Wednesday, February 3, 2010

Acting Cautiously: Standard Pacific’s Net Sales Up By Only 1% Yoy

Standard Pacific (SPF) reported $0.31 per share net income on revenue of $339.8M for 4Q of 2009. The net income of $82.7 million included an income tax benefit of $94.1 million. Without the tax benefit, the company would have reported a small operating loss. This result is less appealing than the pre-tax profit reported from M/I Homes (MHO) this morning. It is also much less so than the result from D.R. Horton (DHI) reported yesterday.

Its gross margin improved to 20.3% from 18.6% in the third quarter, excluding the relatively small impairments. This is one of the company’s strong areas, and it is getting stronger. The company’s cash position has continued to increase due to land sales and tax refund.

Community counts are down sequentially from 139 average selling communities in the third quarter to 128. Net new orders totaled 554, down from 922 in the third quarter. Compared to 2008, the net new orders are up by only 1%. But on the “same store” basis, they’re actually up by 40%. The dynamics is very different from the “brisk” sales activities reported by D.R. Horton. Horton’s net sales orders were up 45% year over year.
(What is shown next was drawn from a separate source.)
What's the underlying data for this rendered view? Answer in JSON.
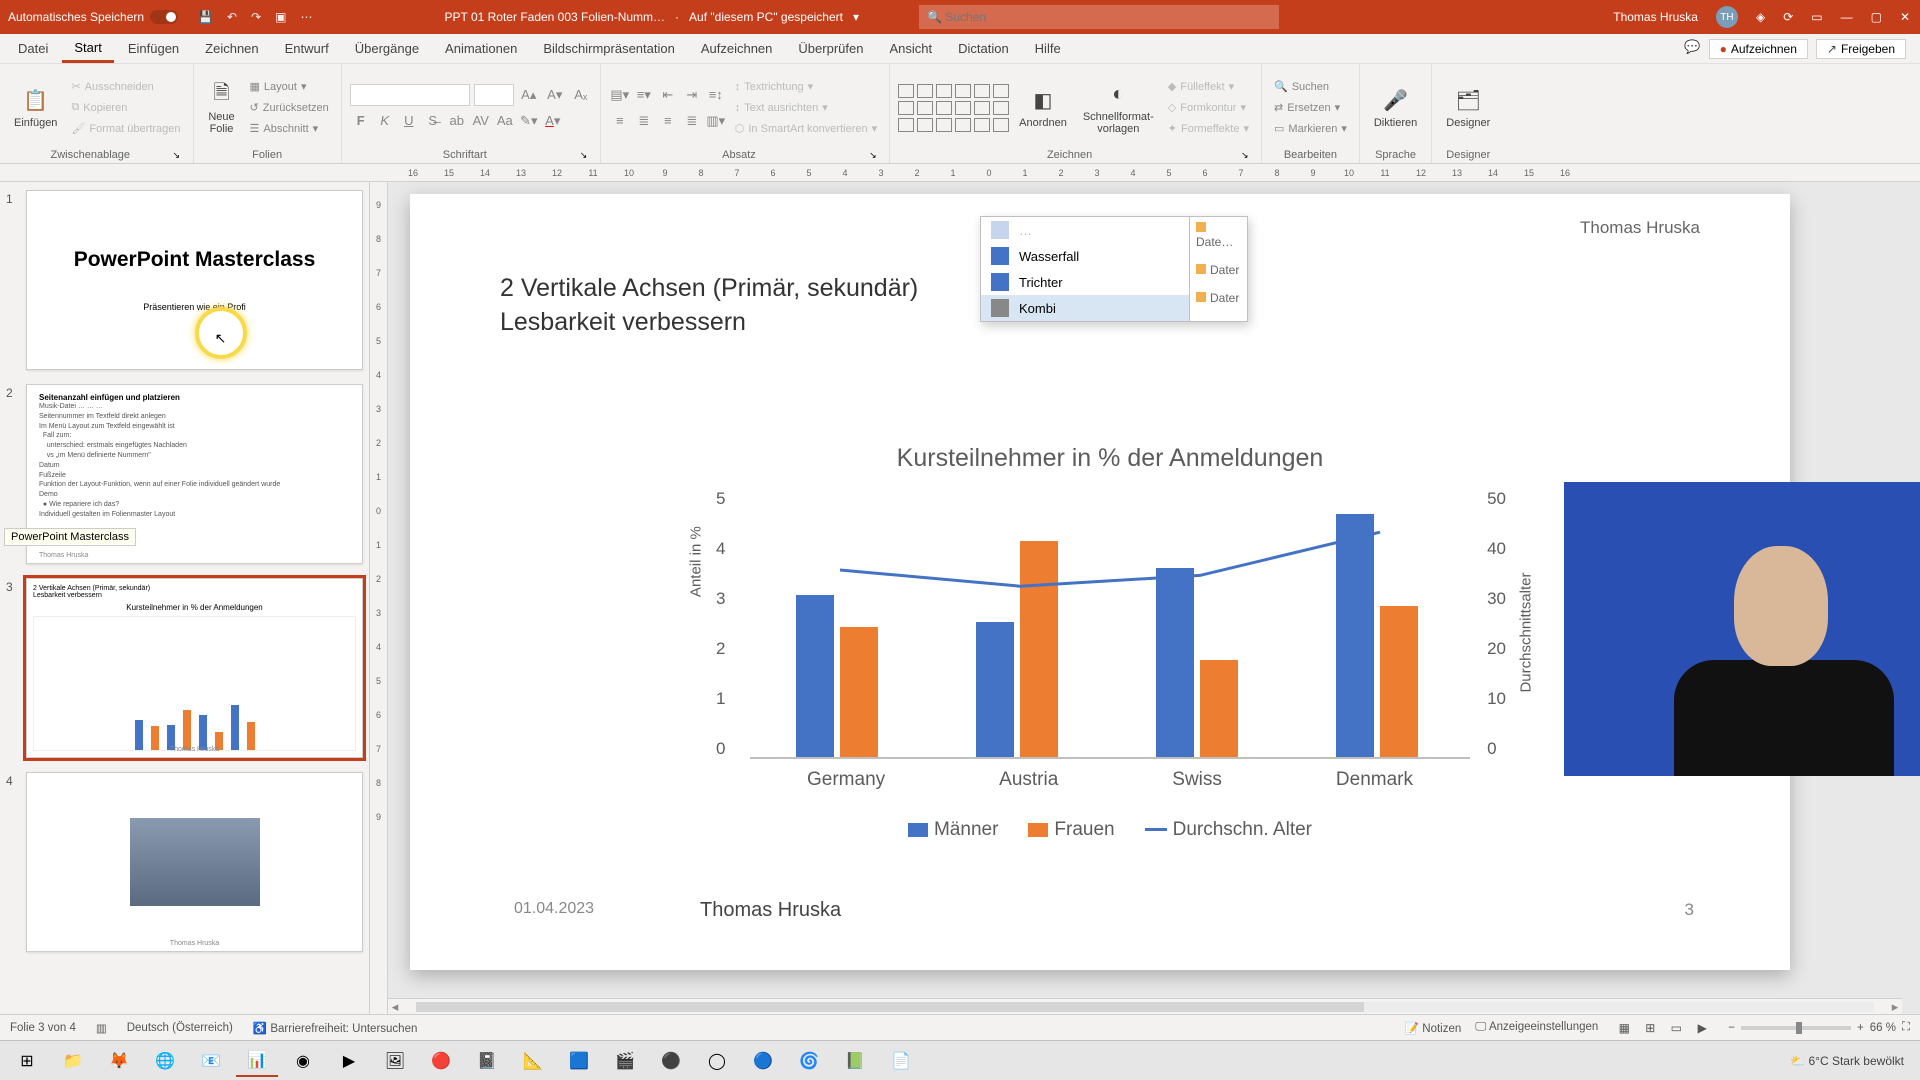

This is an important point for analysis. Since the margin is healthy and steady. Profitability rests on increasing sales. Horton appeared to be completely out there to take advantage of the federal tax credit for the first time home buyers, and was able to generate sales profitably. There is an important question as to how long it can last with the pending expiration of that credit.

Standard Pacific appeared to be getting at it much more cautiously. It has increased land acquisition with small steps. It is still consolidating its balance sheet. No question, Horton’s balance sheet is much stronger, and can afford to be more aggressive.

The question for investors though is, given the state of the economy and the eventual withdrawal of the federal tax credit, which approach seems more beneficial for the long term? And for what price? DHI shares are priced richly at nearly 2 times book, while SPF is trading at about its book.

We hope to gain more insights from the conference call on Thursday.

1 comment:

  1. It was a disappointing quarter. Standard Pacific didn't even try to take advantage of the federal tax credit to spur sales. It mothballed too many communities... Market's reaction was not kind. Shares now down 14%, back to mid-3. High expection is met with big disappointment... Overall market turmoil from sovereign debt problems to unemployment claims didn't help.

    We see this as a good buying opportunity, if you believe the economy will eventually recover, especially in Cal.